Aura Lala yang baru saja terbangun dua minggu sebelumnya sudah hampir setebal aura Azura yang telah berlatih berbulan-bulan.
Ini mengejutkan baik Krav maupun Azura. Volume aura yang besar sama dengan kekuatan dan stamina yang lebih banyak pula. Ini dapat menutupi kekurangan Lala dalam hal teknik bertarung.
Tapi meskipun pencapaian mereka berdua bisa dibilang hebat, Krav mengingatkan mereka berdua agar tidak besar kepala. Bagaimanapun mereka masih butuh latihan, dan kekuatan mereka saat ini juga masih jauh dari level prajurit Grindell paling lemah sekalipun. Azura dan Lala memahami hal itu, dan menerapkan disiplin yang lebih ketat dalam latihan mereka.
---
"Huff, huff, huff, ayah, cape, lemah, letih, lesu," Lala jatuh telentang diatas rumput setelah menahan kuda-kudanya sekaligus mengeluarkan auranya. Melakukan dua hal itu secara bersamaan masih terasa sulit baginya.
"Haha, beristirahatlah dulu kalau begitu. Ayah akan mulai mengajari Azura cara bertarung terlebih dahulu," Krav berdiri didepan Azura. "Siap?"
"Siap," Azura mengangguk, dan mengeluarkan pedang kayunya.
Kakek Wald membuatkannya pedang kayu setelah mengetahui Krav akan mengajari Azura cara bertarung. Pedang itu masih terlalu panjang untuk Azura, karena pedangnya dibuat untuk orang dewasa, namun kualitasnya tak perlu diragukan lagi. Wald menggunakan pengendalian elemennya, kayu, untuk memadatkan kayu di bilah pedangnya sehingga selain cukup berat, pedang itu juga mampu menahan serangan aura yang lumayan besar.

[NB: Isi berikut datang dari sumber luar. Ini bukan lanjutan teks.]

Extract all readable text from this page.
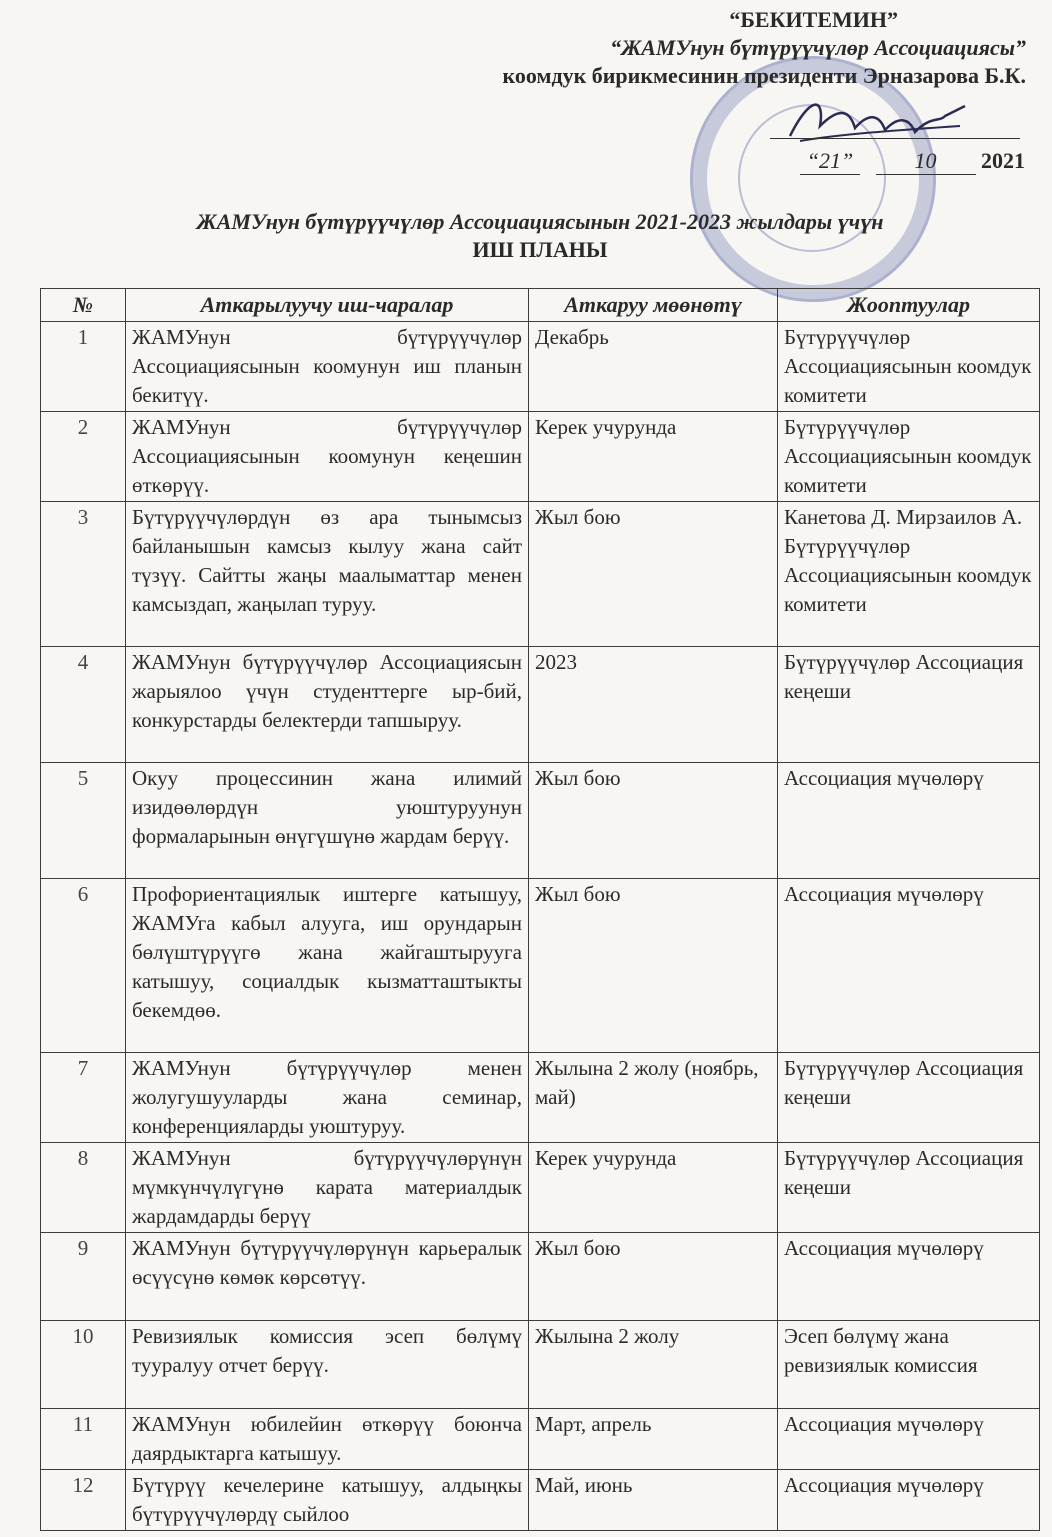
“БЕКИТЕМИН”
“ЖАМУнун бүтүрүүчүлөр Ассоциациясы”
коомдук бирикмесинин президенти Эрназарова Б.К.
“21”	10 2021
ЖАМУнун бүтүрүүчүлөр Ассоциациясынын 2021-2023 жылдары үчүн
ИШ ПЛАНЫ
№	Аткарылуучу иш-чаралар	Аткаруу мөөнөтү	Жооптуулар
1	ЖАМУнун бүтүрүүчүлөр Ассоциациясынын коомунун иш планын бекитүү.	Декабрь	Бүтүрүүчүлөр Ассоциациясынын коомдук комитети
2	ЖАМУнун бүтүрүүчүлөр Ассоциациясынын коомунун кеңешин өткөрүү.	Керек учурунда	Бүтүрүүчүлөр Ассоциациясынын коомдук комитети
3	Бүтүрүүчүлөрдүн өз ара тынымсыз байланышын камсыз кылуу жана сайт түзүү. Сайтты жаңы маалыматтар менен камсыздап, жаңылап туруу.	Жыл бою	Канетова Д. Мирзаилов А. Бүтүрүүчүлөр Ассоциациясынын коомдук комитети
4	ЖАМУнун бүтүрүүчүлөр Ассоциациясын жарыялоо үчүн студенттерге ыр-бий, конкурстарды белектерди тапшыруу.	2023	Бүтүрүүчүлөр Ассоциация кеңеши
5	Окуу процессинин жана илимий изидөөлөрдүн уюштуруунун формаларынын өнүгүшүнө жардам берүү.	Жыл бою	Ассоциация мүчөлөрү
6	Профориентациялык иштерге катышуу, ЖАМУга кабыл алууга, иш орундарын бөлүштүрүүгө жана жайгаштырууга катышуу, социалдык кызматташтыкты бекемдөө.	Жыл бою	Ассоциация мүчөлөрү
7	ЖАМУнун бүтүрүүчүлөр менен жолугушууларды жана семинар, конференцияларды уюштуруу.	Жылына 2 жолу (ноябрь, май)	Бүтүрүүчүлөр Ассоциация кеңеши
8	ЖАМУнун бүтүрүүчүлөрүнүн мүмкүнчүлүгүнө карата материалдык жардамдарды берүү	Керек учурунда	Бүтүрүүчүлөр Ассоциация кеңеши
9	ЖАМУнун бүтүрүүчүлөрүнүн карьералык өсүүсүнө көмөк көрсөтүү.	Жыл бою	Ассоциация мүчөлөрү
10	Ревизиялык комиссия эсеп бөлүмү тууралуу отчет берүү.	Жылына 2 жолу	Эсеп бөлүмү жана ревизиялык комиссия
11	ЖАМУнун юбилейин өткөрүү боюнча даярдыктарга катышуу.	Март, апрель	Ассоциация мүчөлөрү
12	Бүтүрүү кечелерине катышуу, алдыңкы бүтүрүүчүлөрдү сыйлоо	Май, июнь	Ассоциация мүчөлөрү
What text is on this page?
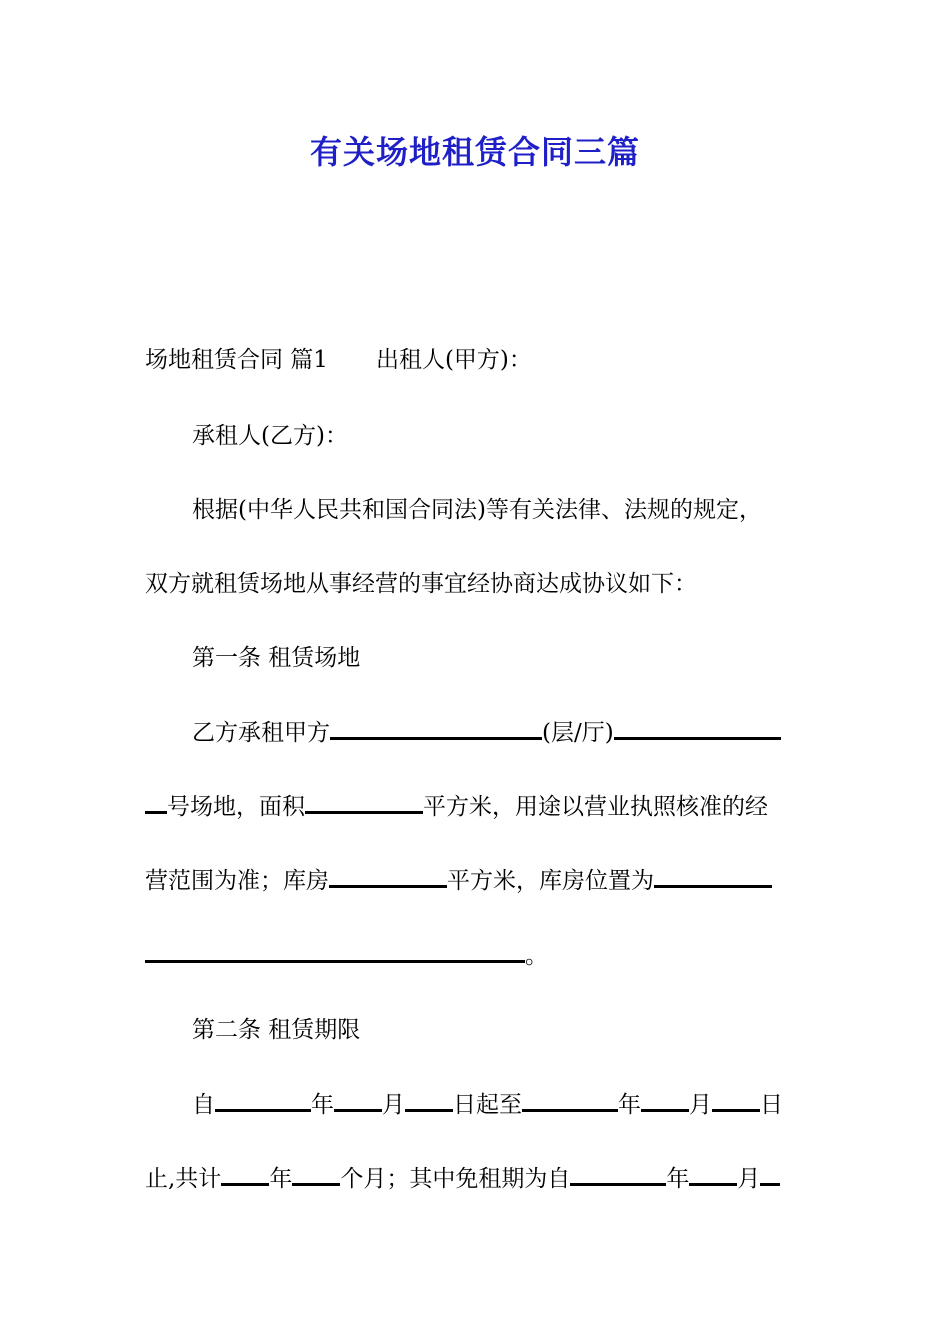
有关场地租赁合同三篇
场地租赁合同 篇1 出租人(甲方)：
承租人(乙方)：
根据(中华人民共和国合同法)等有关法律、法规的规定，
双方就租赁场地从事经营的事宜经协商达成协议如下：
第一条 租赁场地
乙方承租甲方	(层/厅)
号场地，面积	平方米，用途以营业执照核准的经
营范围为准；库房	平方米，库房位置为
。
第二条 租赁期限
自	年 月 日起至	年 月 日
止,共计 年 个月；其中免租期为自	年 月
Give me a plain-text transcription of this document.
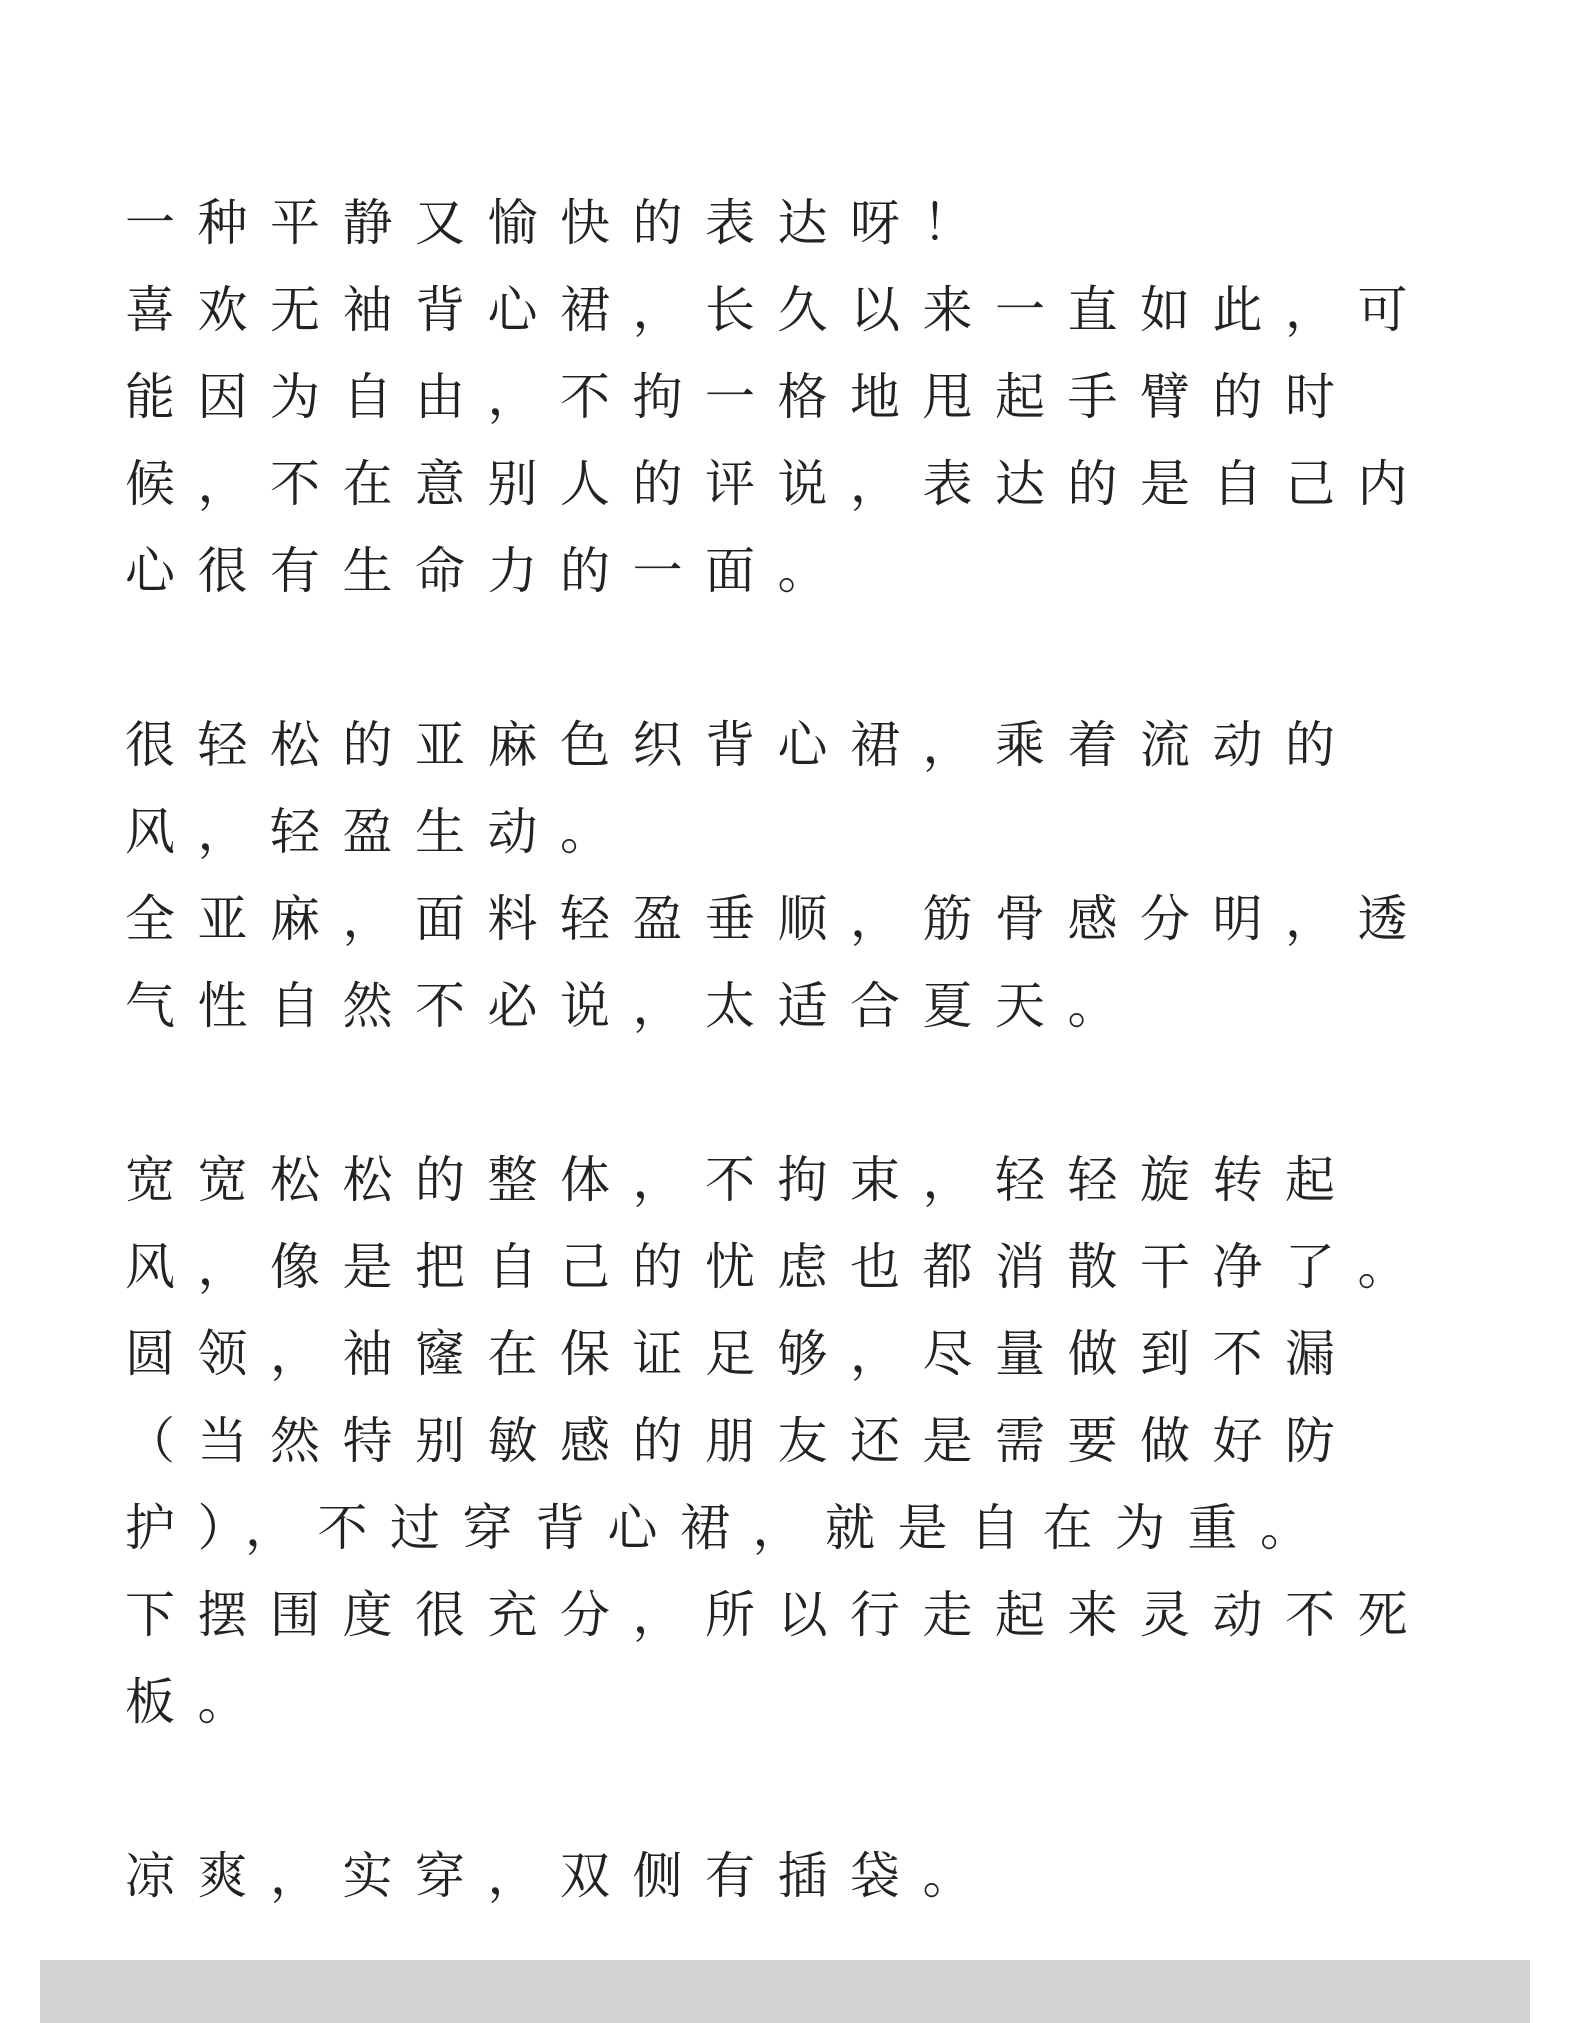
一种平静又愉快的表达呀！

喜欢无袖背心裙，长久以来一直如此，可能因为自由，不拘一格地甩起手臂的时候，不在意别人的评说，表达的是自己内心很有生命力的一面。

很轻松的亚麻色织背心裙，乘着流动的风，轻盈生动。

全亚麻，面料轻盈垂顺，筋骨感分明，透气性自然不必说，太适合夏天。

宽宽松松的整体，不拘束，轻轻旋转起风，像是把自己的忧虑也都消散干净了。

圆领，袖窿在保证足够，尽量做到不漏（当然特别敏感的朋友还是需要做好防护），不过穿背心裙，就是自在为重。

下摆围度很充分，所以行走起来灵动不死板。

凉爽，实穿，双侧有插袋。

"Aku ingin kau menghajar Krav dengan pedang ini," kata Wald dengan kedipan mata nakal saat memberikan pedang kayunya pada Azura. Azura hanya tertawa garing saat mendengarnya.
'Kalau saja aku lebih kuat dari Krav, mungkin saja aku menghajarnya. Tapi Krav adalah orang yang berhasil bertahan hidup setelah berkali-kali bertarung melawan Mama. Harus sekuat apa aku agar bisa menghajarnya...' batin Azura.
Melihat Krav yang mulai bersiap, Azura menyingkirkan pikiran-pikiran lain yang mengganggu. Dia menghunus pedangnya dengan kuda-kuda yang diajarkan Krav seminggu terakhir ini.
Mendengar Azura dan ayahnya akan berlatih tanding, Lala langsung duduk dan bersorak gembira.
"Ayo ayo Az hajar ayah! Hajar pria tua itu!" Sorak Lala memberikan semangat pada Azura.
Ujung bibir Krav berkedut. Dia memutuskan untuk menggantung Lala kepala dibawah nanti di pohon sebelah rumah setelah latih tanding ini selesai.
"Tunjukkan apa yang sudah diajarkan Ellaine padamu," Krav menyeringai menatap Azura yang sudah serius. Mata biru tajam Azura mengingatkannya akan mata abu-abu gelap Ellaine. Dia merasa sedang berhadapan dengan wanita tangguh itu.
---
Tanpa berkata-kata, Azura menjejakkan kaki kanannya dan melesat maju kearah Krav, menebaskan pedang kayunya dengan kekuatan penuh. Aura biru menyelimuti bilah pedang, menambah daya hancurnya apabila tebasannya mengenai sasaran.
"Hoh, kau sudah bisa menambahkan auramu pada senjata?" Sekali lagi Krav dibuat terkejut oleh aksi Azura. Ellaine tidak menahan diri sedikitpun dalam mengajari Azura, membuatnya menjadi bocah dengan potensi yang menakutkan.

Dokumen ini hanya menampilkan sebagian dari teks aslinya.